Selbst Staatsanwalt Filip Trebuch unterstellt dem in Jogginghose und Schlapfen erschienen Mann quasi keine böse Absicht. Er leide laut psychiatrischem Gutachten an paranoider Schizophrenie.

Dass er am 21 Juni in Wien-Neubau eine 29-Jährige auf der Straße niedergestochen habe und eineinhalb Monate später eine Glasflasche auf dem Kopf einer anderen Frau zertrümmert habe, zeige, dass er gefährlich sei, erklärt er den Laienrichtern.

Von hinten attackiert

C.s erstes Opfer war auf dem nächtlichen Heimweg von einer Feier, als er die Passantin ohne Vorwarnung von hinten attackierte und ihr in den Rücken stach. Von anderen Fußgängern ließ er sich nur kurz ablenken, dann lief er der jungen Frau nach und stach weiter zu, ehe er flüchtete.
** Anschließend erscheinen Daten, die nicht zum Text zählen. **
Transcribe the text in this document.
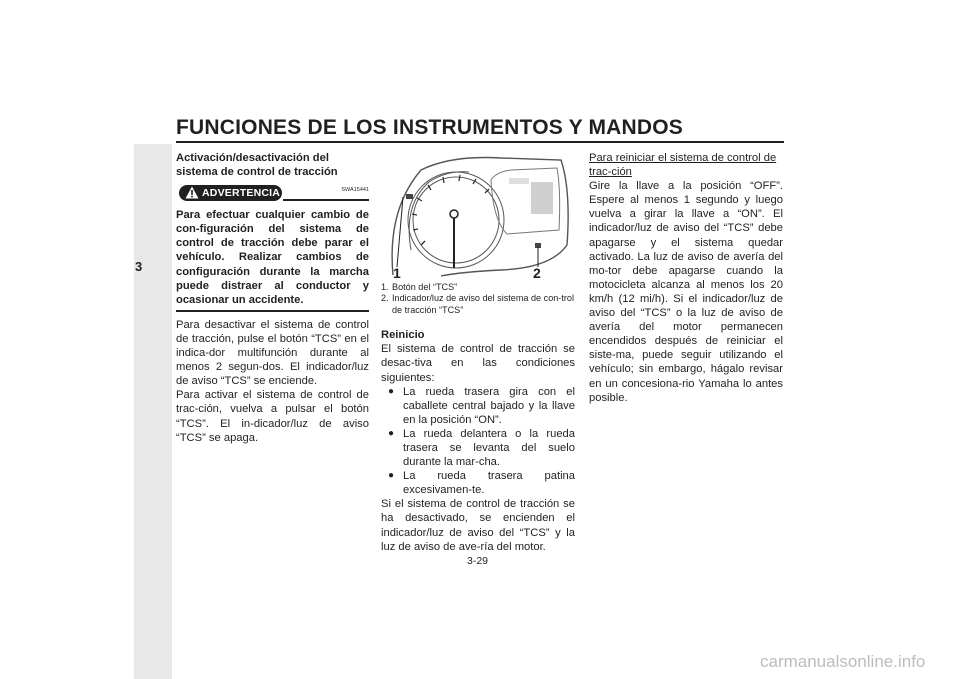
FUNCIONES DE LOS INSTRUMENTOS Y MANDOS
3
Activación/desactivación del sistema de control de tracción
ADVERTENCIA	SWA15441
Para efectuar cualquier cambio de con-figuración del sistema de control de tracción debe parar el vehículo. Realizar cambios de configuración durante la marcha puede distraer al conductor y ocasionar un accidente.
Para desactivar el sistema de control de tracción, pulse el botón “TCS” en el indica-dor multifunción durante al menos 2 segun-dos. El indicador/luz de aviso “TCS” se enciende.
Para activar el sistema de control de trac-ción, vuelva a pulsar el botón “TCS”. El in-dicador/luz de aviso “TCS” se apaga.
1	2
1. Botón del “TCS”
2. Indicador/luz de aviso del sistema de con-trol de tracción “TCS”
Reinicio
El sistema de control de tracción se desac-tiva en las condiciones siguientes:
● La rueda trasera gira con el caballete central bajado y la llave en la posición “ON”.
● La rueda delantera o la rueda trasera se levanta del suelo durante la mar-cha.
● La rueda trasera patina excesivamen-te.
Si el sistema de control de tracción se ha desactivado, se encienden el indicador/luz de aviso del “TCS” y la luz de aviso de ave-ría del motor.
Para reiniciar el sistema de control de trac-ción
Gire la llave a la posición “OFF”. Espere al menos 1 segundo y luego vuelva a girar la llave a “ON”. El indicador/luz de aviso del “TCS” debe apagarse y el sistema quedar activado. La luz de aviso de avería del mo-tor debe apagarse cuando la motocicleta alcanza al menos los 20 km/h (12 mi/h). Si el indicador/luz de aviso del “TCS” o la luz de aviso de avería del motor permanecen encendidos después de reiniciar el siste-ma, puede seguir utilizando el vehículo; sin embargo, hágalo revisar en un concesiona-rio Yamaha lo antes posible.
3-29
carmanualsonline.info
Dafür will er aber nicht verantwortlich sein, obwohl ihn Opfer und Zeugen eindeutig identifiziert haben. Dass er am 6. August in der Bibliothek des Allgemeinen Krankenhauses den nächsten Angriff begangen hat, gesteht er ein.

"Ich hatte vor, irgendeine Person mit einer Flasche zu schlagen", sagt er. Er traf eine Studentin, schlug mit einer Weinflasche so fest zu, dass die zerbrach und das Opfer ein Schädel-Hirn-Trauma erlitten hat.
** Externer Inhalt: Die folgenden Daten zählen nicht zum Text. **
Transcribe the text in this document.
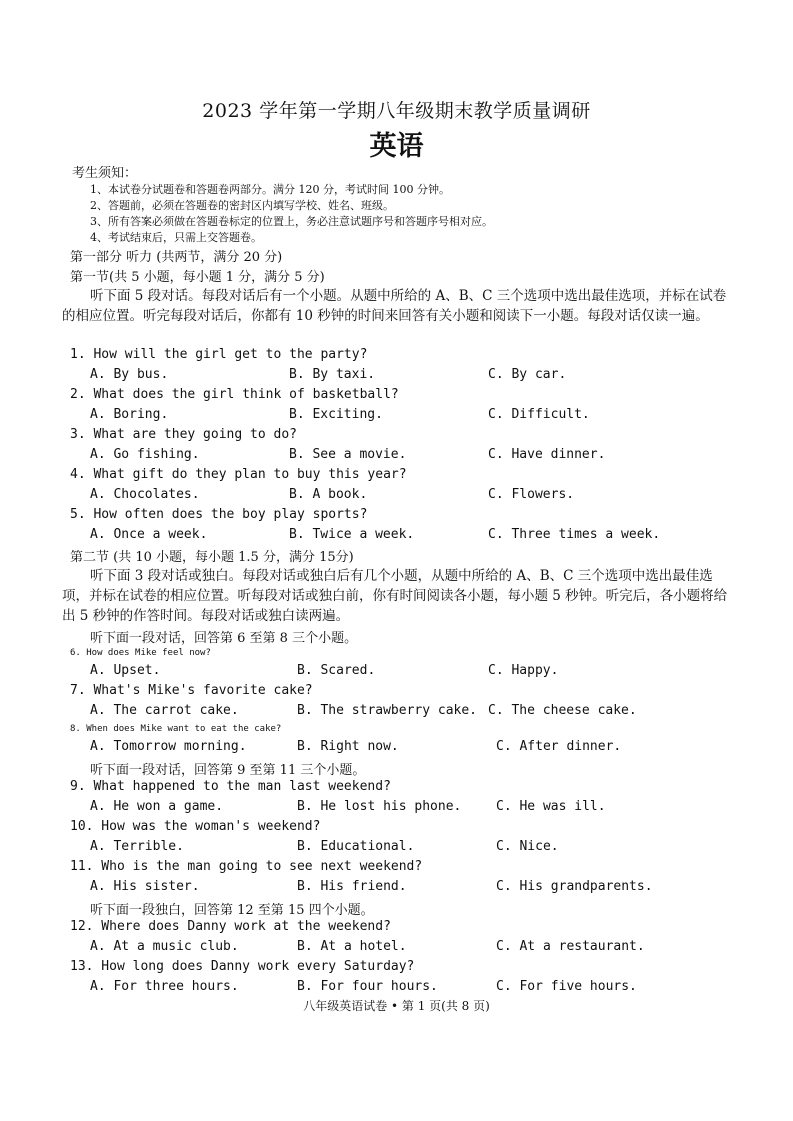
2023 学年第一学期八年级期末教学质量调研
英语
考生须知：
1、本试卷分试题卷和答题卷两部分。满分 120 分，考试时间 100 分钟。
2、答题前，必须在答题卷的密封区内填写学校、姓名、班级。
3、所有答案必须做在答题卷标定的位置上，务必注意试题序号和答题序号相对应。
4、考试结束后，只需上交答题卷。
第一部分 听力 (共两节，满分 20 分)
第一节(共 5 小题，每小题 1 分，满分 5 分)
听下面 5 段对话。每段对话后有一个小题。从题中所给的 A、B、C 三个选项中选出最佳选项，并标在试卷的相应位置。听完每段对话后，你都有 10 秒钟的时间来回答有关小题和阅读下一小题。每段对话仅读一遍。
1. How will the girl get to the party?
A. By bus.	B. By taxi.	C. By car.
2. What does the girl think of basketball?
A. Boring.	B. Exciting.	C. Difficult.
3. What are they going to do?
A. Go fishing.	B. See a movie.	C. Have dinner.
4. What gift do they plan to buy this year?
A. Chocolates.	B. A book.	C. Flowers.
5. How often does the boy play sports?
A. Once a week.	B. Twice a week.	C. Three times a week.
第二节 (共 10 小题，每小题 1.5 分，满分 15分)
听下面 3 段对话或独白。每段对话或独白后有几个小题，从题中所给的 A、B、C 三个选项中选出最佳选项，并标在试卷的相应位置。听每段对话或独白前，你有时间阅读各小题，每小题 5 秒钟。听完后，各小题将给出 5 秒钟的作答时间。每段对话或独白读两遍。
听下面一段对话，回答第 6 至第 8 三个小题。
6. How does Mike feel now?
A. Upset.	B. Scared.	C. Happy.
7. What's Mike's favorite cake?
A. The carrot cake.	B. The strawberry cake. C. The cheese cake.
8. When does Mike want to eat the cake?
A. Tomorrow morning.	B. Right now.	C. After dinner.
听下面一段对话，回答第 9 至第 11 三个小题。
9. What happened to the man last weekend?
A. He won a game.	B. He lost his phone.	C. He was ill.
10. How was the woman's weekend?
A. Terrible.	B. Educational.	C. Nice.
11. Who is the man going to see next weekend?
A. His sister.	B. His friend.	C. His grandparents.
听下面一段独白，回答第 12 至第 15 四个小题。
12. Where does Danny work at the weekend?
A. At a music club.	B. At a hotel.	C. At a restaurant.
13. How long does Danny work every Saturday?
A. For three hours.	B. For four hours.	C. For five hours.
八年级英语试卷 • 第 1 页(共 8 页)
C.s Verteidiger Sebastian Lesigang hält die Taten für furchtbar, erinnert aber daran, "dass es auch für ihn schlimm ist. Er hat auch sehr klare Momente und weiß, dass er behandelt werden muss."

Medikamente abgesetzt

Die weniger klaren Momente sind es, die für seine Umwelt gefährlich sind. Dann ist der studierte Informatiker davon überzeugt, dass die Nato seit dem Jahr 2008 mit ihm Experimente durchführt. "Das Ziel ist es, über Magie zu lernen", erklärt er der Vorsitzenden ruhig. Er sei damals zwar behandelt worden, die Medikamente setzte er aber ab. "Es ging mir auch ohne gut."
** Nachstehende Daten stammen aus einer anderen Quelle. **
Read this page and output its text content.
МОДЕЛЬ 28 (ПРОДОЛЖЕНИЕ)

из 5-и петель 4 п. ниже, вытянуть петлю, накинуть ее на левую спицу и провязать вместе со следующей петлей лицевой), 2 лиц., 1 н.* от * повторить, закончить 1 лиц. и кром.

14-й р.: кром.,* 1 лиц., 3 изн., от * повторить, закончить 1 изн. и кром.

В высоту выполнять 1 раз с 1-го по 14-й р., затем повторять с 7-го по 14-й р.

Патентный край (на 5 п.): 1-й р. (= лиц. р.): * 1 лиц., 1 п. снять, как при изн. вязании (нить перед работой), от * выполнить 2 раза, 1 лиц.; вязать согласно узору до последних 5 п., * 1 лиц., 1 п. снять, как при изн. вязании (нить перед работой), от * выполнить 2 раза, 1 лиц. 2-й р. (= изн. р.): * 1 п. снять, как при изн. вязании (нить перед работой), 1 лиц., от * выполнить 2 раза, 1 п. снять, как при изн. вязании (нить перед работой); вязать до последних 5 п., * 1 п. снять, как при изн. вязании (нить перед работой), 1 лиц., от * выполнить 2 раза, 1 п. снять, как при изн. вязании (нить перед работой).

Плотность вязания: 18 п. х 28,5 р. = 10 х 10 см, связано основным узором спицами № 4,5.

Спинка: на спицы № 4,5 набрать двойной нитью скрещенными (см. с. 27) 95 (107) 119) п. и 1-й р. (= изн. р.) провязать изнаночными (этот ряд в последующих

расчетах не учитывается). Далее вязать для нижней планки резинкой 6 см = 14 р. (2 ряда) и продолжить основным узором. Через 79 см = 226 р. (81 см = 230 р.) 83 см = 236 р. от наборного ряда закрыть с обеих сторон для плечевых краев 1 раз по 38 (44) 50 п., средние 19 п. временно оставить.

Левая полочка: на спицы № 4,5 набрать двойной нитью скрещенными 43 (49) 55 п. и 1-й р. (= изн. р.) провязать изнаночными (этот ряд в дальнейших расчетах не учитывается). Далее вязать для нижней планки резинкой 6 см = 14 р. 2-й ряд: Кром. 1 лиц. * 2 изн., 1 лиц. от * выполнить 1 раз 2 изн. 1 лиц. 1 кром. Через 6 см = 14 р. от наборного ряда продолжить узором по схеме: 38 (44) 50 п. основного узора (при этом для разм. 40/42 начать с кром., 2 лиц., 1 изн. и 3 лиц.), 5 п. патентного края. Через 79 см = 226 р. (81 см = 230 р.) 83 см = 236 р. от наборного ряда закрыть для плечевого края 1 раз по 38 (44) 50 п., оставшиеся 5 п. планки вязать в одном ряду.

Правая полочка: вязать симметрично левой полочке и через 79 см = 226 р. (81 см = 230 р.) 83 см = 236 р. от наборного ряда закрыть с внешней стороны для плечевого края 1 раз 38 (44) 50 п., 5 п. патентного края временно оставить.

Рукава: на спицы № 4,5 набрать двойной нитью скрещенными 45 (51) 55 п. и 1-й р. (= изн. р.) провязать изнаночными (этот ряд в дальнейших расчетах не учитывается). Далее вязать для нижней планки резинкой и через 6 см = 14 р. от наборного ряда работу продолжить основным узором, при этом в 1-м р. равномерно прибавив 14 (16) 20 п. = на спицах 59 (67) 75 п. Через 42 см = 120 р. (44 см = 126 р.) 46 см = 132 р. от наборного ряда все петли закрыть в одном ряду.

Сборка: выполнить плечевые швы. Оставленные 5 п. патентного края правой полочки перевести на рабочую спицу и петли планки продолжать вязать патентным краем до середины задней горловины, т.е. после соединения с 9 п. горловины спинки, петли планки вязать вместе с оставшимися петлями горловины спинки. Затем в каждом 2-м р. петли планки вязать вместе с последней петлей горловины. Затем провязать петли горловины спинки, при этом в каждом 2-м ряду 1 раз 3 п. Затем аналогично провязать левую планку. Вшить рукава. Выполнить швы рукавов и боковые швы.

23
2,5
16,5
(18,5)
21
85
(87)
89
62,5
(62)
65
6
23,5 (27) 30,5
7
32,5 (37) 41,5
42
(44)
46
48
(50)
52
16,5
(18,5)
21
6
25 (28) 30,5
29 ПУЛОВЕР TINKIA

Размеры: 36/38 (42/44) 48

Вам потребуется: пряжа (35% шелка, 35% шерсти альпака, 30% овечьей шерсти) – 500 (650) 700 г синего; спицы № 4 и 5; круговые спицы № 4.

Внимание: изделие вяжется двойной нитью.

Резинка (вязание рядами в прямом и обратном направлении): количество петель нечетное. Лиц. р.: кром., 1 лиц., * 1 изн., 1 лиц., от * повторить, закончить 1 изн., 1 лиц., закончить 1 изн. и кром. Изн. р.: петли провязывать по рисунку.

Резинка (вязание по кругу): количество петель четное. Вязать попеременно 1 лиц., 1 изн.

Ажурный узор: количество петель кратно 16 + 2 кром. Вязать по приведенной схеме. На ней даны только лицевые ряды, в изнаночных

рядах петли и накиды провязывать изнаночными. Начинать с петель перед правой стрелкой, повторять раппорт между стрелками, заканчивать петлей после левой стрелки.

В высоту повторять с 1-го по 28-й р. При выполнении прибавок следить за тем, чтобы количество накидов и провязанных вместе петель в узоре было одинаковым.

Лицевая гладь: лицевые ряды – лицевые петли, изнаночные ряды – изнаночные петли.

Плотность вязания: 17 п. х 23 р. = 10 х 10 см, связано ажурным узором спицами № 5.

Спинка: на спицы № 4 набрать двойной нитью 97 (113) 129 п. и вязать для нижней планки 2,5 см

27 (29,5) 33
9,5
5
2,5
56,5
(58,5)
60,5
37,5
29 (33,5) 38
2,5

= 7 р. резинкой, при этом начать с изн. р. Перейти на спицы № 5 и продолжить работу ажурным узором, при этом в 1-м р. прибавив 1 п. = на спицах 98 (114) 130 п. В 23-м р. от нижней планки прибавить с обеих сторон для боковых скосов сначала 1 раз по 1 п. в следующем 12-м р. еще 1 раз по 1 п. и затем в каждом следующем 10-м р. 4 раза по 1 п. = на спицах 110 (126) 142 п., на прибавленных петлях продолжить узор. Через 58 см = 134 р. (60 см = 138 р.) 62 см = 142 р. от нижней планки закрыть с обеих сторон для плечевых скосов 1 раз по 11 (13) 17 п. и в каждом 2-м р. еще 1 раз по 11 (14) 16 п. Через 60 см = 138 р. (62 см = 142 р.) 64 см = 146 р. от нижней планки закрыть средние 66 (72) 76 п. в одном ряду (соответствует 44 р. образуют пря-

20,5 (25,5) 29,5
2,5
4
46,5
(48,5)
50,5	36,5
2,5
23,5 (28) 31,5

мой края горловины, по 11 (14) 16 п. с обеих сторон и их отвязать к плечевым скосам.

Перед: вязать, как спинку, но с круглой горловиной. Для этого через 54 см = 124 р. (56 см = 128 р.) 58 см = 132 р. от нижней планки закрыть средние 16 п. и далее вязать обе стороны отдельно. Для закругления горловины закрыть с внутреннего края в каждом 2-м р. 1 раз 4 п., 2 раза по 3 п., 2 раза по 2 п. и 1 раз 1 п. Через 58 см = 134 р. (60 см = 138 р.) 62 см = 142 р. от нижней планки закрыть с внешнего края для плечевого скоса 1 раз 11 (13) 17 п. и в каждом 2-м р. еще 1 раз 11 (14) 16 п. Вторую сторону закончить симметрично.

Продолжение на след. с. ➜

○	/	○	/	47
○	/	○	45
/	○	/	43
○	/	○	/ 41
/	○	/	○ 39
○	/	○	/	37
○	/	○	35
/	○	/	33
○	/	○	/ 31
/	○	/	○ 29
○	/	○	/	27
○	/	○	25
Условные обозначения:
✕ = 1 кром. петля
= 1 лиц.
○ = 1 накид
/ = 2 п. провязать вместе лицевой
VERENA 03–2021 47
Wie er verfolgt werde, will Brandstetter wissen. "Auf der Straße sind oft eine Art Schauspieler. Die bringen mir Botschaften. Sie flüstern mir etwas zu, oder durch ihre Körpersprache, oder sie haben Botschaften auf der Kleidung." Die Tat im AKH, die er gesteht, sei ein Protest gegen das Experiment gewesen.

"Sie sind ja jetzt in einer sichereren Umgebung. Werden Sie noch immer verfolgt?", erkundigt sich die Vorsitzende – was der Patient verneint. Die Geschworenen brauchen nicht sehr lange für ihre Entscheidung und lassen ihn rechtskräftig einweisen. (Michael Möseneder, 21.12.2015)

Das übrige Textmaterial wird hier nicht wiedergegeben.